TE08MAR10

Agenda

1. Discussion about results from retrospective meeting (if it is not cancelled).
2. Output fromTreeviz meeting
3. Discussion about software to do ancestral state reconstruction (Mesquite, BayesTraits, Brownie, etc)

Participants

Joe Felsenstein, Natalie Henriques, Liya Wang, Brian O'Meara

Action items

Minutes (links to action items in bold)

iPlant release scheduled for early April.

Links to treeviz meeting documents, esp. wish list and metadata . Mentioned need to pass colors or other info from reconstruction back to TreeViz. Liya mentioned that rather than color, we'd be passing numbers (i.e., 0 or 1 on edge) and another (NEXUS) block to match numbers with color instead of attaching color to each node. Joe mentioned phyloXML as one way to pass complex info back.

Discussion of software for ancestral state reconstruction. Mesquite lacked documentation about how to run headless version for this (a post by Liya to the mailing list hasn't been answered yet). It's also Java, and TACC can easily wrap C/C++ into MPI than Java. BayesTraits was very slow and is closed source. [Joe mentioned that Phylip, including Contrast, is not open source, in that you can use it freely and modify it, but commercial use requires permission -- but iPlant's use of it is noncommercial and not a problem]. Brownie was slow: on a 50K-taxon tree, it took 20 hours on Liya's computer (1.8G core 2 duo intel cpu and 2 Gb memory) to do a discrete trait reconstruction. However, parallelizing it should be possible (it goes from 15 (by default) independent random starts, so these can be run in parallel (now it uses single core), though there is variation in how long each start took to run (it uses a Nelder-Meade simplex for numerical optimization).

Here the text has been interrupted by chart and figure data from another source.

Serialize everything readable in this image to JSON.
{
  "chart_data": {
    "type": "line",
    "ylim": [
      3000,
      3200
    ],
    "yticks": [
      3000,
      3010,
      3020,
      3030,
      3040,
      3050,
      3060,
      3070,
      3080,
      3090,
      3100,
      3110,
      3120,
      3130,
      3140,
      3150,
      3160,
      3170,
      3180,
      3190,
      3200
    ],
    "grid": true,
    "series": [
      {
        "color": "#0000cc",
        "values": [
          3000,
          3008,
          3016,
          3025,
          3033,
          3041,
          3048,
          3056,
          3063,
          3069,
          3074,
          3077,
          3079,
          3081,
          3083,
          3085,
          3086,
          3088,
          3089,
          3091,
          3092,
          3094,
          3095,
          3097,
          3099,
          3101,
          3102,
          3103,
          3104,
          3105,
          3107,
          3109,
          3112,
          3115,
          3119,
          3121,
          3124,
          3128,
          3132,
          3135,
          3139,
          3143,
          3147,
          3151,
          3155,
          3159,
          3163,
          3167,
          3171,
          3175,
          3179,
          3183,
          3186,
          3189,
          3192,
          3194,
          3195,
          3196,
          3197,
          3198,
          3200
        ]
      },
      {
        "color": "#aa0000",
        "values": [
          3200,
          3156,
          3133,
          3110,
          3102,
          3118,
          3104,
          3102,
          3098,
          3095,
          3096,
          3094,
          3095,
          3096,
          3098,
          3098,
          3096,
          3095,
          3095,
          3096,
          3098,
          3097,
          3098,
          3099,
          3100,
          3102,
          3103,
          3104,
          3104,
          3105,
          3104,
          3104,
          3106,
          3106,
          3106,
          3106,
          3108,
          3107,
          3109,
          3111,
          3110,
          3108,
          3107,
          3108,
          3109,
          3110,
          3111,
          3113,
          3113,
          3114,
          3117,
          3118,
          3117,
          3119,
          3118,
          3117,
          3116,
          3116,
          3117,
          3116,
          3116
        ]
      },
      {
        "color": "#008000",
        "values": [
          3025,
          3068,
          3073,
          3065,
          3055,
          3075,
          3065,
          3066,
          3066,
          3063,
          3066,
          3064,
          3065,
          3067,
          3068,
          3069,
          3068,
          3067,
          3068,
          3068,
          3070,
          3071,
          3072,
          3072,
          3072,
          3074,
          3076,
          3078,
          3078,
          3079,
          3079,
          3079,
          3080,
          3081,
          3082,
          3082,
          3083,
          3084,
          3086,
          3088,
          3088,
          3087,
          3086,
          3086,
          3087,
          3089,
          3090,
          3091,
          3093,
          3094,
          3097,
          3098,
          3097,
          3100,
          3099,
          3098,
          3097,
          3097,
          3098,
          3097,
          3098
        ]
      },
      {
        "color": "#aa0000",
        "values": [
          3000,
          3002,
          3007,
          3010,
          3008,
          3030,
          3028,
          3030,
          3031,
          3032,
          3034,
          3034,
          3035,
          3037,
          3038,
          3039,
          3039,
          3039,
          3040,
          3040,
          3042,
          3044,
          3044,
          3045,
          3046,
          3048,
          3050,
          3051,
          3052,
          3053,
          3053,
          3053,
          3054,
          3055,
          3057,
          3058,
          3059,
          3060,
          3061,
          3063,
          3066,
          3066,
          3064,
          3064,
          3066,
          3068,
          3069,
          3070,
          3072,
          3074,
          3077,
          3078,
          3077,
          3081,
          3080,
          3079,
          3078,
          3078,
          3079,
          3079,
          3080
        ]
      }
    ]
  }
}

Some discussion of algorithms for doing this sort of analysis (discrete character reconstruction). Basic summary:

Overall approach is to propose a set of parameter values (i.e., gain-loss transition rates), calculate likelihood of the data on the tree given these parameter values, try a new set of values, and so forth until an optimal set of values is reached (this is the step that could be parallelized above). Then, use these values to do a joint or marginal estimate of best states at each node, possibly also relative evidence for different states (joint = best set of states on all nodes at once, marginal = best state at each node, integrating over all possible states at other nodes). Calculating the likelihood uses a dynamic programming algorithm from Joe that efficiently calculates this. For estimating the states, Pupko et al have an efficient algorithm for joint estimates, and Koshi & Goldstein have a fast algorithm for marginal estimates. Some discussion on which type of estimates to provide (Brownie does joint), not clear that most users would have preferences, and so perhaps do whatever is easier to implement. There was discussion of exactly how optimization is carried out in Brownie or other programs to make sure that they are using sensible algorithms (rather than trying all values at each node, for example). Joe mentioned that it might be possible to do fast algorithms that take information from estimates elsewhere in the tree (in the marginal case, especially). Brian will look into fast algorithms for getting estimates of weight for different states (original Pupko et al. algorithm gives the single best state only).